LETTER FROM THE PUBLISHER
About a year ago we reported that Senior Editor Coles Phinizy had survived—thank God—another disaster, a plane crash into the Mexican jungle. This was about par for Phinizy's perilous course—he had previously dropped unceremoniously to earth in two other planes and had fallen 4,200 feet under a burst balloon. We were incautious enough to mention in that letter that Coles was currently occupied with skin diving "possibly because things seem to go better for him underwater than they do in the air." But on his most recent assignment he managed to get into trouble underwater, too. He was almost done in by oysters.
In Australia to interview Yacht Designer Warwick Hood for the closeup beginning on page 76 of this issue, Phinizy volunteered to go down in 20 feet of water to search for an engine part some Australian had dropped overboard. This depth is nothing much for a skin diver, and Phinizy went over the side without an air tank, expecting no trouble. He promptly got his right leg stuck between a couple of pipes thickly encrusted with oysters. "Sydney oysters are the finest eating in the world," he said charitably last week, and Sydney oysters apparently return the compliment. They were most reluctant to let Coles go, as a whole new batch of scars on his right leg indicates.
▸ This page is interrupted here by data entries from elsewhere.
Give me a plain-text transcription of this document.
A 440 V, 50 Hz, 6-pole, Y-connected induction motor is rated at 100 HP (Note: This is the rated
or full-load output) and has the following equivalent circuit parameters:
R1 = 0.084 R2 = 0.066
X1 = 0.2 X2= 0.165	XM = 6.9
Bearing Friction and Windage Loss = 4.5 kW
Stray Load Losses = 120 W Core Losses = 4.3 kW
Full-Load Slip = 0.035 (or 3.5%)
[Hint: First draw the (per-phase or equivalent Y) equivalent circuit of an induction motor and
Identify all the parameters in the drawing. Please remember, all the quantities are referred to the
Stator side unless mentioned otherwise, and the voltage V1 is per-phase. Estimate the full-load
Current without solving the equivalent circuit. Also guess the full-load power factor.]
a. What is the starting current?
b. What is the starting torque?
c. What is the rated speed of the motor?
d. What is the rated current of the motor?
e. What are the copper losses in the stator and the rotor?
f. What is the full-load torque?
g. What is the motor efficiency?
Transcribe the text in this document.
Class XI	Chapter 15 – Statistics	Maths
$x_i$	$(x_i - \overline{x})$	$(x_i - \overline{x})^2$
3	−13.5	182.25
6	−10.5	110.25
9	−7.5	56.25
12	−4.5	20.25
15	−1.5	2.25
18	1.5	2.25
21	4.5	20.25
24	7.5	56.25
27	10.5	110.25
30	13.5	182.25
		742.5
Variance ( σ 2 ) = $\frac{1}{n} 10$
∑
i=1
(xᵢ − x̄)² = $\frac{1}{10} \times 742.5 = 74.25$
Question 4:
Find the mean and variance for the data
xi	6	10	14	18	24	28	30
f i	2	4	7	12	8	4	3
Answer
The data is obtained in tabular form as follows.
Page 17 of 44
Phinizy has made four trips to Australia, and that continent has to hold a special place in the heart of the true connoisseur of Phinizy misfortune: what happens to him there is not so much lethal as bizarre. On one trip, he broke a tooth in flight by biting into a piece of taffy. On another, he dropped a suitcase down the side of a mountain. Once on his way to Australia, Coles suffered every inoculation known to man. "I was inoculated against dry rot, beriberi and black tooth," he recalls without enthusiasm, but somehow upon arrival he turned out to be carrying a record of inoculations that belonged not to him but to a photographer who was traveling with him. The photographer's record was blank. Coles was reinoculated against dry rot, beriberi and black tooth.
And, of course, it was in Australia that he was attacked by red kangaroos. He was there to photograph them. "I got down at a low angle," he explains, "and I suddenly saw a red object flying. It came at me with all six feet, or however many feet a kangaroo has, and they only told me later that it had been trained as a boxing kangaroo."
Undeterred by these peculiar interruptions, Phinizy has consistently come home from Australia and elsewhere with stories as good as the one with which we are beginning our coverage of the 1967 America's Cup campaign. With a lot of luck, we hope to have more Phinizy stories on the cup as the campaign goes on. With the advent of the final trials and the cup competition itself, champion Yachtsman Carleton Mitchell will again be in action for us, backstopped by Artist Don Moss, Photographer Richard Meek, and another sailing champion, Bill Cox. We make this forecast confidently, certain that Mitchell, Moss, Meek and Cox are not going to be attacked by oysters. That could happen only to Editor Phinizy.